Investment decisions in enterprise software, especially for core business applications and infrastructure, create dependencies on products and vendors that last for decades. To maximize return on these investments, CIOs must look at least 10 years ahead. Using a scenario-based planning approach, Forrester has three visions of how software will look - each illustrated by a poker analogy. In the Three Kings scenario, a handful of very large software vendors dominate the market, burying most other large or midsize software vendors. We forecast that Oracle and IBM will merge. Oracle's application portfolio and database management systems turn out to be perfect complements to IBM's middleware.
The Three Kings scenario also represents a future in which software has become a utility, employing hundreds of thousands of Lego-like software components of standardized business functions that firms assemble to achieve business objectives. Only the largest vendors can provide the rock-solid reliability and security these software components will require, along with deep vertical knowledge to build industry templates for component assembly and the full integration across the software stack that businesses will demand.
For CIOs, the Three Kings means that they have to deal with fewer, but larger vendors that provide the whole stack, as well as a full set of applications and application components. On the positive side, with fewer, larger vendors, software reliability and security will improve, with easier integration and fewer problems needing to be fixed. On the negative side, software costs will inevitably rise, as reduced competition and greater dependence on a core software vendor limits the leverage of CIOs to negotiate better deals. Also, innovation diminishes at the vendor level with fewer small vendors creating new solutions to solve new business problems.

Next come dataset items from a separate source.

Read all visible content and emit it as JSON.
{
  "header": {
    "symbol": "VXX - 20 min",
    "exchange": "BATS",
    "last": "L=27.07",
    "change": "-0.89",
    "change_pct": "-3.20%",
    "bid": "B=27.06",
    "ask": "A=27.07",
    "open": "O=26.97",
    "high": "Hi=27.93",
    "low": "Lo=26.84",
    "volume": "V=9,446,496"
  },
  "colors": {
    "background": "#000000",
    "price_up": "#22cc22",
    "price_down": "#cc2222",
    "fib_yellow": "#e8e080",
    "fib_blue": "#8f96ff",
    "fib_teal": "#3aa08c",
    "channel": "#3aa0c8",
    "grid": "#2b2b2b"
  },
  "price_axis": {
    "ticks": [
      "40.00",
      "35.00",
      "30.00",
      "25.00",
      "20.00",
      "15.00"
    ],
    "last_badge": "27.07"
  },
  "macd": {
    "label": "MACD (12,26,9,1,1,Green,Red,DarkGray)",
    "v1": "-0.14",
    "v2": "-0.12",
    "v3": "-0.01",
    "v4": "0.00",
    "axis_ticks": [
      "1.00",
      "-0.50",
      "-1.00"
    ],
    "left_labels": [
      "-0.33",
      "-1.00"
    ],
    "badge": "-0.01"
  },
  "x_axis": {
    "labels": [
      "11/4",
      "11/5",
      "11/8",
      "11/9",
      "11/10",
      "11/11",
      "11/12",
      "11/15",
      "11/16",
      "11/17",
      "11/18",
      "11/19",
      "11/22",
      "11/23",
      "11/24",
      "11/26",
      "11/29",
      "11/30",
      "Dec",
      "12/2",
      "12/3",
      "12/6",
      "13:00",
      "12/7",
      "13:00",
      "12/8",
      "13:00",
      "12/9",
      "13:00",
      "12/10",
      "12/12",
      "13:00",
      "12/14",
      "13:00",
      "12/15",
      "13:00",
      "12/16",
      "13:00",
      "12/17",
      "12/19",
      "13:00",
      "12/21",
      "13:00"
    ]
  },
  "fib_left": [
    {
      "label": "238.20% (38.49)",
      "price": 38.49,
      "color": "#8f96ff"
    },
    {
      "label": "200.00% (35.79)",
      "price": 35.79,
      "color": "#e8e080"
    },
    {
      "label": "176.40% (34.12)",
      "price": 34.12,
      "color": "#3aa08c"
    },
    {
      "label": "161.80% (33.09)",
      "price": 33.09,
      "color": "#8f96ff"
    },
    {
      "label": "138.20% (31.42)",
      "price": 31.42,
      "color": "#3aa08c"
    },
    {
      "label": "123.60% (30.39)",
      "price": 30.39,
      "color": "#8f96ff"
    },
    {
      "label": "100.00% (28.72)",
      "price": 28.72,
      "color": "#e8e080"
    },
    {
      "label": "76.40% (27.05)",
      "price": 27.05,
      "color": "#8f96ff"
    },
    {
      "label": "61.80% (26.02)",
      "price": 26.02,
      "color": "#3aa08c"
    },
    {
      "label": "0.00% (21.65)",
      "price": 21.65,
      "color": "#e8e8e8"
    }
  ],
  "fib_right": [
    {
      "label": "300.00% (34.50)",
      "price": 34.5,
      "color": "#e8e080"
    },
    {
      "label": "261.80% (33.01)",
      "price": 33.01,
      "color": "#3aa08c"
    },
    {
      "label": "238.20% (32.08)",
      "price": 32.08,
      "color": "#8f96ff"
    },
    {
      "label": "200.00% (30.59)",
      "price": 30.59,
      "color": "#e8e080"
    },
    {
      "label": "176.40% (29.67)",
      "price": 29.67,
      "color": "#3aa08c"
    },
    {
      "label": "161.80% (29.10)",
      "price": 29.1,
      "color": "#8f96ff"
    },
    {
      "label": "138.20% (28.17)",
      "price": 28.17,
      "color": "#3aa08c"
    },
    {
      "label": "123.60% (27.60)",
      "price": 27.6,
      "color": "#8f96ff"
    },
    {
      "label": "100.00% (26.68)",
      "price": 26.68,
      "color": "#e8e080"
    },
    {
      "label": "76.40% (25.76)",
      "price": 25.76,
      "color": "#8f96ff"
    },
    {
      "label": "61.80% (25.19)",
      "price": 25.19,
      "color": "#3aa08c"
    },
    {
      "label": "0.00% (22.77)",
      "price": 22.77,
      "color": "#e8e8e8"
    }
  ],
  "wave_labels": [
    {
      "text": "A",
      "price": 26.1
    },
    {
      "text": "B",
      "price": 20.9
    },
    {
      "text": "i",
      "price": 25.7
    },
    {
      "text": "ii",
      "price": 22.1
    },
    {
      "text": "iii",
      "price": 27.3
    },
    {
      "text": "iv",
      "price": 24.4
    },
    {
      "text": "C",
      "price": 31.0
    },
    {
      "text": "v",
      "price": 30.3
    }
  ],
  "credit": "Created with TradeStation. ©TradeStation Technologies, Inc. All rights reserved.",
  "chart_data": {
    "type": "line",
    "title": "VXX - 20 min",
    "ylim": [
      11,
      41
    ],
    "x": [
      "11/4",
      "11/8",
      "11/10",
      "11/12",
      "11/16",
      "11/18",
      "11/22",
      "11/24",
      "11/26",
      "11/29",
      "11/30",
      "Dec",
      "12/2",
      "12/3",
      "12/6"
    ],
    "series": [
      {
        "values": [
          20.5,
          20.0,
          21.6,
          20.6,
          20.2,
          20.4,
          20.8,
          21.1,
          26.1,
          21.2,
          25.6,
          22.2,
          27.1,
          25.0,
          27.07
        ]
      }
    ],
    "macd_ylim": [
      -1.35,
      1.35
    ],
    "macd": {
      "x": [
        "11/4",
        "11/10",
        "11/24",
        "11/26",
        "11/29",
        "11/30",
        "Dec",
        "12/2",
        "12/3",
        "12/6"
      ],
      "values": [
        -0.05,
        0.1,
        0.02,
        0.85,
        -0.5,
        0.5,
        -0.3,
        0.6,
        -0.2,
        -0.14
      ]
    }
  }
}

In contrast to the Three Kings, the Full House scenario predicts that some new software providers will rise to dominance out of an unprecedented merger between media, telecoms, and collaborative software interests.
Software will let users move seamlessly between the handheld devices they choose. For some users, factors like fashion and task-specific use will drive interface choice, rather than relying on a single, one-size-fits-all handheld form factor. In the Full House scenario, business people rather than IT drive decisions to buy software that creates rich, empowering user experiences.
The Full House scenario means CIOs will need to set up IT operations that can sustain the maximum amount of reconfiguration and external integration. CIOs will run utilities that balance access with risk mitigation. Data hygiene, security, and closed-loop configuration testing practices must become second nature as CIOs struggle to make sure risk mitigation and governance policies are in place and enforced. On the positive side, innovation will flourish and choice will abound as vendors cross over from other markets to play in enterprise software.
CIOs will also act more like accountants, teachers, and recruiters by communicating technology decisions in terms that non-technical colleagues can easily understand.
In contrast to the relative stability of Three Kings, the Joker's Wild scenario results from dramatic change to the enterprise software market. At least one major new enterprise software vendor rises to challenge the Big Four and, like the Full House scenario, enterprises shift work to the most advantageous locations and suppliers around the globe.
The Joker's Wild and Full House scenarios have similar implications for CIOs but Joker's Wild is more extreme with the CIOs of the largest organizations managing utilities capable of providing 'IT power' to the business. To create these utilities, CIOs drive standardization of system and network configurations, formats and protocols, and skills. CIOs manage delivery of core IT solutions that are provided by solutions providers or on-demand software companies, focusing on service-level agreements, costs, and integration.
Picking a winner from these three scenarios is less important than understanding the impact each scenario could have on your organization. Rather than making a single prediction about what the future will look like, smart companies create several scenarios, determine how each scenario would impact their business, and make plans for what they would do to mitigate the potential damage or magnify the potential benefits. To continue with the poker/gambling analogy: This forecast may tip the odds in favor of the CIO.